Using paper towel, pat dry the chicken, place in a big bowl and season with a pinch of salt and pepper. Then marinate the chicken in pineapple juice from the can of pineapple chunks for about 30 minutes to 1 house. Stir for a couple of times until all chicken are well coated with pineapple juice. Cover and let it rest inside the refrigerator.
After marinating, using a wok or large deep skillet, heat the oil over medium high heat. Then saute the onions, garlic and tomatoes until the aromatic start to spread.
Remove the chicken from the pineapple juice mixture using tongs, save the marinade. Stir fry the chicken for a 2 minutes then add the potatoes and carrots in the pan. Season with a pinch of salt and pepper. Stir continuously for additional 3 minutes.
Pour the water or chicken broth, marinade sauce (pineapple juice) and coconut milk, stir the mixture and season with fish sauce and red pepper flakes.
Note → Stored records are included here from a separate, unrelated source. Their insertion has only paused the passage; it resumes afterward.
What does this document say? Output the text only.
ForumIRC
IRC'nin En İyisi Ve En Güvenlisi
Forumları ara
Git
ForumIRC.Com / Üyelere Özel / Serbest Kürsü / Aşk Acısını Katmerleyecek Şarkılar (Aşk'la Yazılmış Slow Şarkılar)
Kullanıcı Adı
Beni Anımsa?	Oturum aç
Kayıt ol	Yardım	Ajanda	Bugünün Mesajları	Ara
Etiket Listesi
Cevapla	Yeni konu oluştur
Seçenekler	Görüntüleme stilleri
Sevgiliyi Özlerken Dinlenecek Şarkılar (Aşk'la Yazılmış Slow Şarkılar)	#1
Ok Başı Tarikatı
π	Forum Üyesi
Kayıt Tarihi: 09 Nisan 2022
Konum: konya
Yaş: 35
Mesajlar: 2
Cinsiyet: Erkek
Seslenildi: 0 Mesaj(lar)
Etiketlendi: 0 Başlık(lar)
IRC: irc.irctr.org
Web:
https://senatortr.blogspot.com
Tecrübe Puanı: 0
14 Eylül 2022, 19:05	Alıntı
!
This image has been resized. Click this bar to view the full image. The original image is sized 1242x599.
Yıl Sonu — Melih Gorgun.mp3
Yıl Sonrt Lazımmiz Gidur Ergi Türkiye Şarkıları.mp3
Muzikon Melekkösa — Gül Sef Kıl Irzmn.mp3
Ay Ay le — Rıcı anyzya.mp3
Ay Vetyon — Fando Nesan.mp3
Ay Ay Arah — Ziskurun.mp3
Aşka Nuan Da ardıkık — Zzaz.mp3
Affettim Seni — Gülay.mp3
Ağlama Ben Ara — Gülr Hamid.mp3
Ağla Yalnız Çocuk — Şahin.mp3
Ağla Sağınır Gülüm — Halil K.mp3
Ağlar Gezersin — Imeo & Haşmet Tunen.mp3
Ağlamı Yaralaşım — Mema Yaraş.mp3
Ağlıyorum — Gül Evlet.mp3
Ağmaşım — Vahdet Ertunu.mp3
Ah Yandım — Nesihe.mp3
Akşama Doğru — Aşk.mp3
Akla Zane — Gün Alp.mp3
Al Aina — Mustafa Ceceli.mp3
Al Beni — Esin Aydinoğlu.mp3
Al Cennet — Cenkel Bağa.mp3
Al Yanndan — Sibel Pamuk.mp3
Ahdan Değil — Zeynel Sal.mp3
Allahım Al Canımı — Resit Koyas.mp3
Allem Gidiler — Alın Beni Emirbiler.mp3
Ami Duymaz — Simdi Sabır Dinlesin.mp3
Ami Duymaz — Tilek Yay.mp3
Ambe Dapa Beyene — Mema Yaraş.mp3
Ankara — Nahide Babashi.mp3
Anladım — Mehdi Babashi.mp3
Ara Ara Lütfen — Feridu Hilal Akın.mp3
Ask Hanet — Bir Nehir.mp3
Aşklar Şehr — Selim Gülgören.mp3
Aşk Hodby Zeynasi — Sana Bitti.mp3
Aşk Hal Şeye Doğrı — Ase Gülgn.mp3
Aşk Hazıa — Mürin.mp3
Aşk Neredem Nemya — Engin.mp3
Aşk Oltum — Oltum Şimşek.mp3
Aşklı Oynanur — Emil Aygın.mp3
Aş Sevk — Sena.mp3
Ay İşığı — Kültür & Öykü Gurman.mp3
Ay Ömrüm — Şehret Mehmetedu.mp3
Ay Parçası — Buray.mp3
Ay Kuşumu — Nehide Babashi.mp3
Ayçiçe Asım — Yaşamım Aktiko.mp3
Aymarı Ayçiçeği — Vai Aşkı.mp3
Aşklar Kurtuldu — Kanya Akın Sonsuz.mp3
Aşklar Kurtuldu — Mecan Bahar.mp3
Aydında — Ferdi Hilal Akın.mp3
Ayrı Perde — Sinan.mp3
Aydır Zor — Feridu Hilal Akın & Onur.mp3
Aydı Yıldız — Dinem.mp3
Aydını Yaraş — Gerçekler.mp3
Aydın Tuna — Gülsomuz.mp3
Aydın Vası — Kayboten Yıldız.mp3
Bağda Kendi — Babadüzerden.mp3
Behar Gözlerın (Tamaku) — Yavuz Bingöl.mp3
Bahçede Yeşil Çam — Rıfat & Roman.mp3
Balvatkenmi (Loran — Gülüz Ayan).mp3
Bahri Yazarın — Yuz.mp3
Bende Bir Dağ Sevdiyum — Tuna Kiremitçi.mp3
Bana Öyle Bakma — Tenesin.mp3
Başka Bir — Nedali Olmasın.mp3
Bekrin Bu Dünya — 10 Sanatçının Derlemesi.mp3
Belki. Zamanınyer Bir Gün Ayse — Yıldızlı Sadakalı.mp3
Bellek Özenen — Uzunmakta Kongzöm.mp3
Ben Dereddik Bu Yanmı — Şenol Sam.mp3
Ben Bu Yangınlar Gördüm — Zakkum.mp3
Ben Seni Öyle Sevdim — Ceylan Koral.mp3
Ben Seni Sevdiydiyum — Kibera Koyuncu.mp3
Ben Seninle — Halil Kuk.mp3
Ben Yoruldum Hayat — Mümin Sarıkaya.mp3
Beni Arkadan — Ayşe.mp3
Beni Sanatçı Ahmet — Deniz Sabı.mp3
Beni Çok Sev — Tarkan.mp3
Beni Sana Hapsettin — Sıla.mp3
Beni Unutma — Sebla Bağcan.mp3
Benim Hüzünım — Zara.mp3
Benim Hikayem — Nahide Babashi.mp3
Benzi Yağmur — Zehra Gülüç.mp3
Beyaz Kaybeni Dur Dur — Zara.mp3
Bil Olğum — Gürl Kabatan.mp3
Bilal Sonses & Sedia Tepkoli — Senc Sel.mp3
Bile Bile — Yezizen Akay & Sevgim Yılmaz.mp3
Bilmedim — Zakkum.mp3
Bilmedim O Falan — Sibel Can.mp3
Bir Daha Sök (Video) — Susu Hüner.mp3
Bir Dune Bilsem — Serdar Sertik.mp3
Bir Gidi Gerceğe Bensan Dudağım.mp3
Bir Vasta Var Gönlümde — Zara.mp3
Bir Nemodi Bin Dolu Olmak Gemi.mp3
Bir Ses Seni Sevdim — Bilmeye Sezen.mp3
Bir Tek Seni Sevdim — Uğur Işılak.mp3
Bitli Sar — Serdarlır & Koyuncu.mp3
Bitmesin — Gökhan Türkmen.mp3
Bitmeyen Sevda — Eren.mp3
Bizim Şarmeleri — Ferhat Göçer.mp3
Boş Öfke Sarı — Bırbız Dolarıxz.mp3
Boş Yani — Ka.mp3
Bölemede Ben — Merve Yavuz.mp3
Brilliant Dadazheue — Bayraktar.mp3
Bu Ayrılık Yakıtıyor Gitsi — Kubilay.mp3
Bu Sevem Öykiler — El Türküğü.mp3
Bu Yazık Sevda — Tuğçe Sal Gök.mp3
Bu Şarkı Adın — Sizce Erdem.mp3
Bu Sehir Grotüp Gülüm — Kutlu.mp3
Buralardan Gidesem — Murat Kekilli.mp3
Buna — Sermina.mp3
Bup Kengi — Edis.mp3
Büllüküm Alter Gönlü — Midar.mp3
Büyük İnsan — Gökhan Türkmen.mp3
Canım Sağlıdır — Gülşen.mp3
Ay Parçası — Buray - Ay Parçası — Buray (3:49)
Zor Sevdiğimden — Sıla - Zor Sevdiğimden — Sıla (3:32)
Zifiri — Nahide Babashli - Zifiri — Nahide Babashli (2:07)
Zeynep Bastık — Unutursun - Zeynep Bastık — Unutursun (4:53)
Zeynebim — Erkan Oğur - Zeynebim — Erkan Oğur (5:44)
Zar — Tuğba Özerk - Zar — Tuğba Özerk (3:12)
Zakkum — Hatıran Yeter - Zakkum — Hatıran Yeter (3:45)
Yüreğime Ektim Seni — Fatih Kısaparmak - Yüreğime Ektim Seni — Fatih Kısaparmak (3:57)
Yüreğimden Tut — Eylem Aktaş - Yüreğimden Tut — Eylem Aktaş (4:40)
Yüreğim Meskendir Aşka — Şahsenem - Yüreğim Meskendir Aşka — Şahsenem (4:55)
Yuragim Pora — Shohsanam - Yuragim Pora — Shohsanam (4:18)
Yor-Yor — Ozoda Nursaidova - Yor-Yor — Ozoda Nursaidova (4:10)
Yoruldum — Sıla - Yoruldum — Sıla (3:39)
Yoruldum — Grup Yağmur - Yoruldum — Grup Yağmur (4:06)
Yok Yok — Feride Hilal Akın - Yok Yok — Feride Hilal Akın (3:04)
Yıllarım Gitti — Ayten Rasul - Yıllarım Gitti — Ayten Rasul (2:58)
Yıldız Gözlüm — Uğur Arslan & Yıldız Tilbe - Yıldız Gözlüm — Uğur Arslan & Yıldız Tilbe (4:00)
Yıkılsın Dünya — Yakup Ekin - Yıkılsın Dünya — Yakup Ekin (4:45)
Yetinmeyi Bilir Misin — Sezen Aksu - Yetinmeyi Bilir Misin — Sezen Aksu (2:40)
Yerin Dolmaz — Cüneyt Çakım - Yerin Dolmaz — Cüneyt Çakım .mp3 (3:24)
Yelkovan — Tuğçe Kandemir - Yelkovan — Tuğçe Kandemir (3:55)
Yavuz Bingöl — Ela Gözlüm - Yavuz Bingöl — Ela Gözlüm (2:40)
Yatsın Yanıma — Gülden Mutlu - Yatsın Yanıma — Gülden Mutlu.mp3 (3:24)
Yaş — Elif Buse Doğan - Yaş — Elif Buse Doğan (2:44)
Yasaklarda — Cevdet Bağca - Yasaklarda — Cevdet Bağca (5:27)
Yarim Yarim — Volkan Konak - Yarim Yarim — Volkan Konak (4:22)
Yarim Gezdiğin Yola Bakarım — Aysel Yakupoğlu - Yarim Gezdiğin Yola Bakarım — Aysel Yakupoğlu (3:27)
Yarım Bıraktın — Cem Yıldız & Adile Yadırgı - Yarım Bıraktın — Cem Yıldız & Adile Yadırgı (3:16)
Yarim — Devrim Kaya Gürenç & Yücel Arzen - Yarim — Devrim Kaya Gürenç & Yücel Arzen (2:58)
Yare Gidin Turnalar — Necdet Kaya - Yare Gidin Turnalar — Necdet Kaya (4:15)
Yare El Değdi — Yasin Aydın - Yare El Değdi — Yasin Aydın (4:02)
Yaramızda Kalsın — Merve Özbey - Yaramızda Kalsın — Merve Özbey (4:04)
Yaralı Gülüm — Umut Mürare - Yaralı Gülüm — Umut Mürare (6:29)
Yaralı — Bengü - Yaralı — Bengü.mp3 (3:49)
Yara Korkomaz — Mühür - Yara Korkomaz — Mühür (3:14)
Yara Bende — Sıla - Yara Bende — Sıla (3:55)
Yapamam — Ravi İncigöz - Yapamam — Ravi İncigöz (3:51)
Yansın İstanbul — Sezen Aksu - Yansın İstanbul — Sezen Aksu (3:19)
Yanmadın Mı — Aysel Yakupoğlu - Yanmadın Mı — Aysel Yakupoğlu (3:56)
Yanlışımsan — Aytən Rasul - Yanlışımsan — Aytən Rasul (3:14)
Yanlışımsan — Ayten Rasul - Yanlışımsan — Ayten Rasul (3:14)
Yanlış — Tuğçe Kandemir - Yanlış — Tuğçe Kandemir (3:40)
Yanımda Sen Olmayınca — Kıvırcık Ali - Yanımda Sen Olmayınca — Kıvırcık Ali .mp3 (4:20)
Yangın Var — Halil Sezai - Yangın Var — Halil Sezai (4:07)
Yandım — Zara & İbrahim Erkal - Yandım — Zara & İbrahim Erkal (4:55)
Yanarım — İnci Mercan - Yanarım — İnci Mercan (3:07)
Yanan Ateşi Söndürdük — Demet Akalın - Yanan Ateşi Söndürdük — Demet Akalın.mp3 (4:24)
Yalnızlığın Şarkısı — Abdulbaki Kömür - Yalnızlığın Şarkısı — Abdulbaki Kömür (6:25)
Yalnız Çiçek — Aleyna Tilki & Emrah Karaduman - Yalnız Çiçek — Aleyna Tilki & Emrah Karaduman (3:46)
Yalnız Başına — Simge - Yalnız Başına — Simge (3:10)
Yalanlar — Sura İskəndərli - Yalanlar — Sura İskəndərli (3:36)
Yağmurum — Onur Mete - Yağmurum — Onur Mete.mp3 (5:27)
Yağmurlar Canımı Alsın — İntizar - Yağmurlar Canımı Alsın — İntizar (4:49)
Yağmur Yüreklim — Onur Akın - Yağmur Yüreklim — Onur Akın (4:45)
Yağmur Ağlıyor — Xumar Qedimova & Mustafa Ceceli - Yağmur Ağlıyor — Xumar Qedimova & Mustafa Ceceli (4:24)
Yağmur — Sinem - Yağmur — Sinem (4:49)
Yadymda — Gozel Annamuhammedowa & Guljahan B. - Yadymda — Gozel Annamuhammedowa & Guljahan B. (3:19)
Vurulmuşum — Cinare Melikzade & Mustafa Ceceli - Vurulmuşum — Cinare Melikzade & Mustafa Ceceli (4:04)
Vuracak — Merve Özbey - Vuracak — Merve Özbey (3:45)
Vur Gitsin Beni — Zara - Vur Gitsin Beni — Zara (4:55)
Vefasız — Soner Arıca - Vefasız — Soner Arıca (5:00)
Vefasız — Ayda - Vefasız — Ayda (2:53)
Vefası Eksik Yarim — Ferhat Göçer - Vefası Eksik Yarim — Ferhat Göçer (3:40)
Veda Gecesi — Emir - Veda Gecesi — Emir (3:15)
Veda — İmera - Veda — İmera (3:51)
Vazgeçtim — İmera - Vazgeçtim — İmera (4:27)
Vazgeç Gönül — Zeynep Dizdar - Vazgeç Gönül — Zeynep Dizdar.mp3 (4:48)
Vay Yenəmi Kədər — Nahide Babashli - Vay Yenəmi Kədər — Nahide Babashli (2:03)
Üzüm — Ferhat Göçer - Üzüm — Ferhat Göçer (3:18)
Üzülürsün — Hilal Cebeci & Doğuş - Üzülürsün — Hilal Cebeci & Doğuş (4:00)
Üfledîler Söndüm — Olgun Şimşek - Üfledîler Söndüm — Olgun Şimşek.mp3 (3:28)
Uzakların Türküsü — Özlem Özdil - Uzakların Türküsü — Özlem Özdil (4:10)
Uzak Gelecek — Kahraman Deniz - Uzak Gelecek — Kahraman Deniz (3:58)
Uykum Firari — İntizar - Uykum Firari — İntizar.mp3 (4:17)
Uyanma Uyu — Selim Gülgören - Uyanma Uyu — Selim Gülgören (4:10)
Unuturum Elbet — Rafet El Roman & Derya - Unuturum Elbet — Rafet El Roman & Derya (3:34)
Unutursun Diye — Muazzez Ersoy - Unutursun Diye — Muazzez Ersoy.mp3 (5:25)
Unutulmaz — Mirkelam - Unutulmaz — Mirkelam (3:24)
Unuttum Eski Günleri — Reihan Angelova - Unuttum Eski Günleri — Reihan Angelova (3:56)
Cover and bring them to boil. Simmer over medium heat, stirring occasionally until the chicken and potatoes are cooked through.
Uncover, then add the bell peppers and pineapple chunks into the mixture. Stir and adjust the seasonings if needed. Lower the heat and let it simmer until the bell peppers are crisp and tender.
Turn off the heat, transfer the dish to a serving dish ad serve with steamed white rice and enjoy!